CS155: Project 2 - Web Security

Spring 2010

Due: Part 1: Monday, May 3. Part 2: Monday, May 10.

Further clarifications and hints will be posted in the FAQ

Section 1 Slides [pdf]

Section 2 Slides [pdf]

Part 1. Attacks

The fictional "Zoobar Foundation" is has set up a simple web application at zoobar.org, allowing registered users to post profiles and transfer "zoobar" credits between each other. Each registered user starts with 10 zoobars.

You will craft a series of attacks on zoobar.org that exploit vulnerabilities in the website's design. Each attack presents a distinct scenario with unique goals and constraints, although in some cases you may be able to re-use parts of your code.

Although many real-world attackers do not have the source code for the web sites they are attacking, you are one of the lucky ones: source code is available. You won't actually need to look at the site's source code until Part 2, but it's there if you get stuck.

Your attacks will run in a restricted network environment that can only connect to zoobar.org and crypto.stanford.edu. We will run your attacks after wiping clean the database of registered users (except the user named "attacker"), so any data you submitted to zoobar.org while working on the assignment will not be present during grading. We reserve the right to delete users from the zoobar.org database at any time if it gets too large, so please keep local copies of any important data you submit there.

Setup

Mozilla Firefox. We will grade your project with default settings using the latest official release of the Mozilla Firefox browser at the time the project is due. We chose this browser for grading because it is widely available and can run on a variety of operating systems. There are subtle quirks in the way HTML and JavaScript are handled by different browsers, and some attacks that work in Internet Explorer (for example) may not work in Firefox. In particular, you should use the Mozilla way of adding listeners to events. We recommend that you test your code on Firefox before you submit, to ensure that you will receive credit for your work.

Email script. For Attacks A and C, you will need a server-side script to automatically email information captured by your client-side JavaScript code to the TAs for grading. We have provided this script for you. Please review the instructions at http://crypto.stanford.edu/cs155/hw_and_proj/proj2/sendmail.php and use that URL in your attack scripts to send emails. You may send as many emails as you like while working on the project, but please do not attack or abuse the email script.

Attack A. Cookie Theft

• Your solution is a URL starting with http://zoobar.org/users.php?
• The grader will already be logged in to zoobar.org before loading your URL.
• Your goal is to steal the document cookie and email it to yourself using the email script.
• Except for the browser address bar (which can be different), the grader should see a page that looks exactly as it normally does when the grader visits users.php. No changes to the site appearance or extraneous text should be visible. Avoiding the red warning text is an important part of this attack. (It's ok if the page looks weird briefly before correcting itself.)
• Hint: Here is an example attack to use as a starting point.

Attack B. Cross-Site Request Forgery

• Your solution is a short HTML document that the grader will open using the web browser.
• The grader will already be logged in to zoobar.org before loading your page.
• Transfer 10 zoobars from the grader's account to the "attacker" account. The browser should be redirected to http://crypto.stanford.edu/cs155/ as soon as the transfer is complete (so fast the user might not notice).
• The location bar of the browser should not contain zoobar.org at any point.

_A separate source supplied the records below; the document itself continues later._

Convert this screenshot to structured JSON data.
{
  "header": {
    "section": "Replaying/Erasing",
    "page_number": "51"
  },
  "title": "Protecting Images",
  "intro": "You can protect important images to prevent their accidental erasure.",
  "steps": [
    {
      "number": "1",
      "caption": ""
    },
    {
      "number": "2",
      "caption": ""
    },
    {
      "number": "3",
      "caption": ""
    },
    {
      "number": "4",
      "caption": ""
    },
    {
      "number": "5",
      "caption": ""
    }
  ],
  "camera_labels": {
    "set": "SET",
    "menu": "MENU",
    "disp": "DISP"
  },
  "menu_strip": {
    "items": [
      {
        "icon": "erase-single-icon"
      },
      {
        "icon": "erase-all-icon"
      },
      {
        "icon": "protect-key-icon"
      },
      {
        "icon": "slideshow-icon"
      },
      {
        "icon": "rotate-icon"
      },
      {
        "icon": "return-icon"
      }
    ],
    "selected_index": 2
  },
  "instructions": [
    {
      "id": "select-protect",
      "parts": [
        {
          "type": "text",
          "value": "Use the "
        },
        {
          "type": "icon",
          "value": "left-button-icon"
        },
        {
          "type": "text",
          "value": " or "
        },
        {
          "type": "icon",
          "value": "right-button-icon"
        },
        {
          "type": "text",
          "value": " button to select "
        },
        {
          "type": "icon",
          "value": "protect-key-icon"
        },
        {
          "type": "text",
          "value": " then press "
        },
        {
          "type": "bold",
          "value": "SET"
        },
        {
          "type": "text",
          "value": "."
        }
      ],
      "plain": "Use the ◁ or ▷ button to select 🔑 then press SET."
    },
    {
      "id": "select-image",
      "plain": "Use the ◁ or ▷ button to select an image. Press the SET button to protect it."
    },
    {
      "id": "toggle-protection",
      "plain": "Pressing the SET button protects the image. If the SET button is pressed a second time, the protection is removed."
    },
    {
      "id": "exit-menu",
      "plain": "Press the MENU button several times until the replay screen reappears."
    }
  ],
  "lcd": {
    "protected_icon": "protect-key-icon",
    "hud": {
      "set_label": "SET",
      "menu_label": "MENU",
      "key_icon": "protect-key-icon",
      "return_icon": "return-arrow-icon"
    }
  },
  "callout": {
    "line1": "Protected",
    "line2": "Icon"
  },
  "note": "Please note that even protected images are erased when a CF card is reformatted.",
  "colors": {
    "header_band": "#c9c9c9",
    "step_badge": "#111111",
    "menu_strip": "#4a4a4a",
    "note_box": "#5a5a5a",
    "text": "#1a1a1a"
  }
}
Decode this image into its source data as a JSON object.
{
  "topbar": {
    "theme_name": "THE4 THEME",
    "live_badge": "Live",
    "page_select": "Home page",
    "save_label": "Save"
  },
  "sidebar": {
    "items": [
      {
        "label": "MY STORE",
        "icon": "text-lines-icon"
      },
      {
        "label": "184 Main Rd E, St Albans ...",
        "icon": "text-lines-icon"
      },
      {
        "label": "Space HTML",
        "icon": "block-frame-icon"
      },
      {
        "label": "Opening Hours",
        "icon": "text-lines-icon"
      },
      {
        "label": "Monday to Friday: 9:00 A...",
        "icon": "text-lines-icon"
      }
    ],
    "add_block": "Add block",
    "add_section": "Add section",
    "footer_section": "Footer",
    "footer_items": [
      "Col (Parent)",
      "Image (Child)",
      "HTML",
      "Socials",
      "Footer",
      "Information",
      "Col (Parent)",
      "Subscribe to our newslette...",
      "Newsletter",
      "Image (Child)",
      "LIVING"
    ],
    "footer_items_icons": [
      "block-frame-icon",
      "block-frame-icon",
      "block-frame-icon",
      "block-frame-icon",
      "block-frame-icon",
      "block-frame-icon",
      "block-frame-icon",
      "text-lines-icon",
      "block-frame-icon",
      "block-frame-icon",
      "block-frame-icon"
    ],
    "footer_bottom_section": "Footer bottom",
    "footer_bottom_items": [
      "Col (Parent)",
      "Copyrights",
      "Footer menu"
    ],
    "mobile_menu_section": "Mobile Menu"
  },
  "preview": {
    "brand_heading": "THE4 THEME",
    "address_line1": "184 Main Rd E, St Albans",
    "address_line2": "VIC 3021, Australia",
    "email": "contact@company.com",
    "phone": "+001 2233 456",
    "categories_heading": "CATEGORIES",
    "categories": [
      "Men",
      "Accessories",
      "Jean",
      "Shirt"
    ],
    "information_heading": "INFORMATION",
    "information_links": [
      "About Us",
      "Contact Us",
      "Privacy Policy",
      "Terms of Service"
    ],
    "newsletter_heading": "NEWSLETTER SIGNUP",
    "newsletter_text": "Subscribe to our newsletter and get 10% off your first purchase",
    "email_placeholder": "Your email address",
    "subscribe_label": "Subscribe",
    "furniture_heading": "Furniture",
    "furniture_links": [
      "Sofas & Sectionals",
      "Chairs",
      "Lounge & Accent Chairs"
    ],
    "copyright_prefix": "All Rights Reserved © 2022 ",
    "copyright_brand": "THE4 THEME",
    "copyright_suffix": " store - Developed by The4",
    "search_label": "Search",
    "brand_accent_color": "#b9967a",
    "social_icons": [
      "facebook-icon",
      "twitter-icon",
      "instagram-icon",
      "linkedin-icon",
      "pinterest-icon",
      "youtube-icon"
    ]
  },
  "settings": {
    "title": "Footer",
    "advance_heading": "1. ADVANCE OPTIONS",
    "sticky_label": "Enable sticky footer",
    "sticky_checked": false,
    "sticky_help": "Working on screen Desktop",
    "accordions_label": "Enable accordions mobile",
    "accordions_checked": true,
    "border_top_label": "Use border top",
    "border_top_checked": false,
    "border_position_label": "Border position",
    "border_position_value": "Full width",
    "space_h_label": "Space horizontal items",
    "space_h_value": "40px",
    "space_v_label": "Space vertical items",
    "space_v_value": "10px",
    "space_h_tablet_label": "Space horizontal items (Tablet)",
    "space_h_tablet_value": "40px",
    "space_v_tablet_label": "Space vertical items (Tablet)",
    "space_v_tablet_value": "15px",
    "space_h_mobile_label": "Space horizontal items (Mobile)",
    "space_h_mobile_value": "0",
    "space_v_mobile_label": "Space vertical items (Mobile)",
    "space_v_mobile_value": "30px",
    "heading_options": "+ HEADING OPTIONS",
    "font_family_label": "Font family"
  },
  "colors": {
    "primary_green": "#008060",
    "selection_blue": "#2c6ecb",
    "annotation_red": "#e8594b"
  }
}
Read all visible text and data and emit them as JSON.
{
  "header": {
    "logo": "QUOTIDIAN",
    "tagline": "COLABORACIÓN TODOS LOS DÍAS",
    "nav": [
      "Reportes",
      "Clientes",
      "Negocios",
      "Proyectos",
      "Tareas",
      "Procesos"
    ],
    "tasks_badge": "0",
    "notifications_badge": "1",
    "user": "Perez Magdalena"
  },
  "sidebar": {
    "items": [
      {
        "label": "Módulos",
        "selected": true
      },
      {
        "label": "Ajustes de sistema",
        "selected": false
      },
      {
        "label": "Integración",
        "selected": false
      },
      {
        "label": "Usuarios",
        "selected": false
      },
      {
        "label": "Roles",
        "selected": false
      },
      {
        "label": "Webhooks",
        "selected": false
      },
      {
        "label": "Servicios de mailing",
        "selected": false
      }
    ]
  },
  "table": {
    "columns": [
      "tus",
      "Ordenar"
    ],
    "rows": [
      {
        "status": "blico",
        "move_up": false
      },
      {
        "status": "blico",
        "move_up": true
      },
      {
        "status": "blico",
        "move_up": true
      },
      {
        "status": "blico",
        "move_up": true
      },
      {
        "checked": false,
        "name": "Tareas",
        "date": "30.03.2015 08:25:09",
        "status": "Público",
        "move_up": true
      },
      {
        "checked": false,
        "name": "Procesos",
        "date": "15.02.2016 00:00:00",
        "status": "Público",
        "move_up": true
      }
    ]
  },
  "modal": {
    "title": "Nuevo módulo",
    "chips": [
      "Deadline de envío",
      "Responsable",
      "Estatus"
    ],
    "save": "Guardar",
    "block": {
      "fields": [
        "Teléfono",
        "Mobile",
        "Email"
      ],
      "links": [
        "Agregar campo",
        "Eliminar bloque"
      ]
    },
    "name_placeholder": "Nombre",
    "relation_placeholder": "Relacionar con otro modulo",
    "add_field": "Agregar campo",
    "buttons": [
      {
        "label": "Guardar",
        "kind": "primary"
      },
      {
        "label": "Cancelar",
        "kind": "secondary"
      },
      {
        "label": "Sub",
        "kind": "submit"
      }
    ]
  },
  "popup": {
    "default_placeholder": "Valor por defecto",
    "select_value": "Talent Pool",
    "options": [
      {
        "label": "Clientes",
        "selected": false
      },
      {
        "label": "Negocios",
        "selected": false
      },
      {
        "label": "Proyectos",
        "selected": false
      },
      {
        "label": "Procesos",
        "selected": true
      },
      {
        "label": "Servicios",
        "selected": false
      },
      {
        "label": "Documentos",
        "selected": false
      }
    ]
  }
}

Attack C. Side Channels and Phishing

• Your solution is an HTML document that the grader will open using the web browser.
• The grader will run the code once while logged in to zoobar.org before loading your page.
• The grader will run the code a second time while not logged in to zoobar.org before loading your page.
• When the browser loads your document, the document should sniff out whether the user is logged into zoobar.org
• If the user is not logged in, present a html document visibly identical to the zoobar login page (this should be self contained in the html file you turn in)
  • When the "Log in" button is pressed, send the username and password (separated by a comma) using the email script.
  • Once the email is sent, log the user into the real zoobar.org website (the URL should change to something at zoobar.org).
  • The behavior for the Register button is left unspecified
• If the user is logged in then forward to Attack B described above.
• Hint: The same origin policy does not allow you to access the documents of another domain loaded into an iframe. What types of files can be directly accessed by another domain?

Attack D. Profile Worm

• Your solution is a profile that, when viewed, transfers 1 zoobar from the current user to a user called "attacker" (that's an actual username) and replaces the profile of the current user with itself.
• Your malicious profile may include a witty message to the grader (optional, but it helps us see that it replicated).
• To grade your attack, we will cut and paste the submitted profile file into the profile of the "attacker" user and view that profile using the grader's account. We will then view the copied profile with more accounts, checking for the transfer and replication.
• The transfer and replication should be reasonably fast (under 15 seconds). During that time, the grader will not click anywhere.
• During the transfer and replication process, the browser's location bar should remain at http://zoobar.org/users.php?user=username, where username is the user whose profile is being viewed. The visitor should not see any extra graphical user interface elements (e.g. frames), and the user whose profile is being viewed should appear to have 10 zoobars.
• You will not be graded on the corner case where the user viewing the profile has no zoobars to send.
• Hint: The site allows a sanitized subset of HTML in profiles, but you can get around it. This MySpace vulnerability may provide some inspiration.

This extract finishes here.